The traffic flows both ways. YOKE secured ten new overseas wholesale partners during its Paris outing and is expanding into womenswear. TANAKA is headed to Paris Men’s Fashion Week. These are not departures from Tokyo’s scene but evidence of its growing gravitational pull: designers who show from Tokyo because they want to, not because they must.

designer. YUEQI QI
The Human Element… On the final evening, mukcyen, winner of both the JFW Next Brand Award and the Tokyo Fashion Award 2026, closed the week at Shibuya Hikarie.
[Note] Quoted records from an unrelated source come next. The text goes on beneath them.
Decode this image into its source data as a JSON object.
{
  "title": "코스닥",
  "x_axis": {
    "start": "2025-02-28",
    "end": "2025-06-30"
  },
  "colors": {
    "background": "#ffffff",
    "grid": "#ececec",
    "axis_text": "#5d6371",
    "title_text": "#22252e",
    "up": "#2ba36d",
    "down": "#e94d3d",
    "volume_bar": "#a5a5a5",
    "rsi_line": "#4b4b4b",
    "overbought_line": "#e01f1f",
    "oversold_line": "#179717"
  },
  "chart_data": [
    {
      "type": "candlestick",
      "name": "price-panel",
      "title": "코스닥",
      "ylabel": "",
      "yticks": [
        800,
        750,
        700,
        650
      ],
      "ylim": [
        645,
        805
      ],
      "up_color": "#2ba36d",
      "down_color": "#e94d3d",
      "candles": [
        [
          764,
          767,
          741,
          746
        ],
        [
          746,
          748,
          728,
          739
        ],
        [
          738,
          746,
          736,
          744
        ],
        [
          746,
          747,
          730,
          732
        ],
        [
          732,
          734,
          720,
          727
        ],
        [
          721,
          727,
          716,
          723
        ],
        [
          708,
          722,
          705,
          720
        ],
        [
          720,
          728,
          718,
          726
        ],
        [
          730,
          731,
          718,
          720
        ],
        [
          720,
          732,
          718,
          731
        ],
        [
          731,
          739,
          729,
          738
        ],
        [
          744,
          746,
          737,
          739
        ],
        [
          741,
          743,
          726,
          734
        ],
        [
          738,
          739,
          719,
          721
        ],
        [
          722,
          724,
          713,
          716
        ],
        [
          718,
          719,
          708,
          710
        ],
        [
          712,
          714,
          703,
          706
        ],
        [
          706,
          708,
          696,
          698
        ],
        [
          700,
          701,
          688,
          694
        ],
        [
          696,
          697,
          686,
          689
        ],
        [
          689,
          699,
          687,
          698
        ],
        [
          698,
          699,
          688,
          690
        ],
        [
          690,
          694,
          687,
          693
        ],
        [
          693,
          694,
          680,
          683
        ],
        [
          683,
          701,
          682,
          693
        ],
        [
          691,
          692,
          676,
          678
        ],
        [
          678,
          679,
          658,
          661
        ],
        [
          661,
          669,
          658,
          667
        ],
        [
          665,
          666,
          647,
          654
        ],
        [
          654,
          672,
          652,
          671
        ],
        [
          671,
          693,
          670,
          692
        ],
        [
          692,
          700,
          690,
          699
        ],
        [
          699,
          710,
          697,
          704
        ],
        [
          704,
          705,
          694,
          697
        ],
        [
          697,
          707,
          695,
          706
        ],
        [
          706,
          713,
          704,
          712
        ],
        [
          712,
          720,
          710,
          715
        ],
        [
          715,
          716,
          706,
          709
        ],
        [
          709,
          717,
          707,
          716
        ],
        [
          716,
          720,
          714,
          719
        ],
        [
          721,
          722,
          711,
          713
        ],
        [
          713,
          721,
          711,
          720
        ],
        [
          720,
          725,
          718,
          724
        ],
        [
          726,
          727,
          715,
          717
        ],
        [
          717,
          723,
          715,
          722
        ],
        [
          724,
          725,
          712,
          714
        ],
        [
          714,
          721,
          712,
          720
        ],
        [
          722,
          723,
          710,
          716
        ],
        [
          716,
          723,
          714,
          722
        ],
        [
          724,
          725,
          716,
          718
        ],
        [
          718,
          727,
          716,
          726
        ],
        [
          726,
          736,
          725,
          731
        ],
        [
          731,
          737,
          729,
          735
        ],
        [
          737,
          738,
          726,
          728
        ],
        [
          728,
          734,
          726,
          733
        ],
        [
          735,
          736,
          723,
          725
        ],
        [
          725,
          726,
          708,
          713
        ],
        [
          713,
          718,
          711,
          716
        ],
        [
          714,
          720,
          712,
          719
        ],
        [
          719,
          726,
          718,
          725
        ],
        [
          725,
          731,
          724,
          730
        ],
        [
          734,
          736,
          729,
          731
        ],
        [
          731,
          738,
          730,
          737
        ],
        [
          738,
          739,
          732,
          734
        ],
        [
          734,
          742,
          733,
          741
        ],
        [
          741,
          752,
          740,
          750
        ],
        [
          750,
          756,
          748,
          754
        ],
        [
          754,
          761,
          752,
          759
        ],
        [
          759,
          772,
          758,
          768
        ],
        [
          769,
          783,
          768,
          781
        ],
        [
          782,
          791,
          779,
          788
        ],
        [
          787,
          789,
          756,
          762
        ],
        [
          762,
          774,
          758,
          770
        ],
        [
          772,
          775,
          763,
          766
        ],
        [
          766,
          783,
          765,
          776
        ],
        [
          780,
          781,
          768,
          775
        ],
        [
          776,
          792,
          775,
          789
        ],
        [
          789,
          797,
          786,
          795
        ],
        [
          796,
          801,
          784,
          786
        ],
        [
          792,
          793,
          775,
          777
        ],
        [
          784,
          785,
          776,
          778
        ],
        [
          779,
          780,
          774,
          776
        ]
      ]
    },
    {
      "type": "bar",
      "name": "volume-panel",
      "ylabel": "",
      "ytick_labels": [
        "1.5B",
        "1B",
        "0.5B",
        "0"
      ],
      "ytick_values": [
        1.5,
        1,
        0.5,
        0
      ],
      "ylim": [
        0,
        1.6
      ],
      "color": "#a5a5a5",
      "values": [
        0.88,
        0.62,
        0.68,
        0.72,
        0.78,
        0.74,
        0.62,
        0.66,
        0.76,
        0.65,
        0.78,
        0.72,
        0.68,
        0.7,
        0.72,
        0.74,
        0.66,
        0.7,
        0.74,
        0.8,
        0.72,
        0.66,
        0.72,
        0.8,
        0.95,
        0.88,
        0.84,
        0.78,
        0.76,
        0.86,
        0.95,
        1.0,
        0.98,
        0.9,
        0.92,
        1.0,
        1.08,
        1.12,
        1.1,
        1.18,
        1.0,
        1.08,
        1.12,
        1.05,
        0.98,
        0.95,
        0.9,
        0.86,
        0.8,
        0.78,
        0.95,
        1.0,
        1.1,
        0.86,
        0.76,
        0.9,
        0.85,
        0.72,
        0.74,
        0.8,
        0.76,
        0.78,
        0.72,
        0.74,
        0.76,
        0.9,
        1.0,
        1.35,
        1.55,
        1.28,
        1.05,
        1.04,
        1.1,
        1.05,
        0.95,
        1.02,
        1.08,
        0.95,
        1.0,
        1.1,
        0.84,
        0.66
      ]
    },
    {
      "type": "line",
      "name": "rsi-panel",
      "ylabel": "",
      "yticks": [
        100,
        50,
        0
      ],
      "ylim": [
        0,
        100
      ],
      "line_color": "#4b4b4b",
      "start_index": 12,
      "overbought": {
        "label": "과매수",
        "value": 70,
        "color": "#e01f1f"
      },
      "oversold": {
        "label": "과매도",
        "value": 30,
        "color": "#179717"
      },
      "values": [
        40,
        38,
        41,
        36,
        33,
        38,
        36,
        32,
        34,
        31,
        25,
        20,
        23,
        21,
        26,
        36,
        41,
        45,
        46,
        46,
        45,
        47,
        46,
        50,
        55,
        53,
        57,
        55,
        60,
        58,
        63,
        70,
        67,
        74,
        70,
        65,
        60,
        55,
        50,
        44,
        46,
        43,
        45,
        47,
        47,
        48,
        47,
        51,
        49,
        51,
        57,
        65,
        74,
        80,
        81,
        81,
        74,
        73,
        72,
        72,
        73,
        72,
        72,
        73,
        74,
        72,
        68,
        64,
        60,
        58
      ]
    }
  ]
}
Earlier that afternoon, a young designer named EITARO, just three years out of vocational school, had debuted with a collection centred on the Japanese concept of seihanagi: the flower that blooms from the back, inspired by a cicada unfolding its wings for the first time. She used boutis, a traditional French quilting embroidery technique, to trace curves and lines down the models’ backs. The models walked past the camera booth and intentionally turned away from the lenses, the garments were designed to be seen from behind. Her ambition for Paris was stated without hesitation, “I don’t want it to end as just a pipe dream.”

designer. EITARO
Between KAKAN’s hand-knitted opening and EITARO’s closing-day debut, Rakuten Fashion Week Tokyo Autumn/Winter 2026 made a sustained, week-long argument. In a fashion landscape increasingly mediated by algorithms, driven by content cycles, and measured in engagement metrics, Tokyo’s designers offered something defiantly analogue. Clothing made by hand, shaped by emotion, and designed with the conviction that the most radical thing fashion can do right now is slow down. The human element isn’t a nostalgic holdover. In Tokyo this March, it was the future.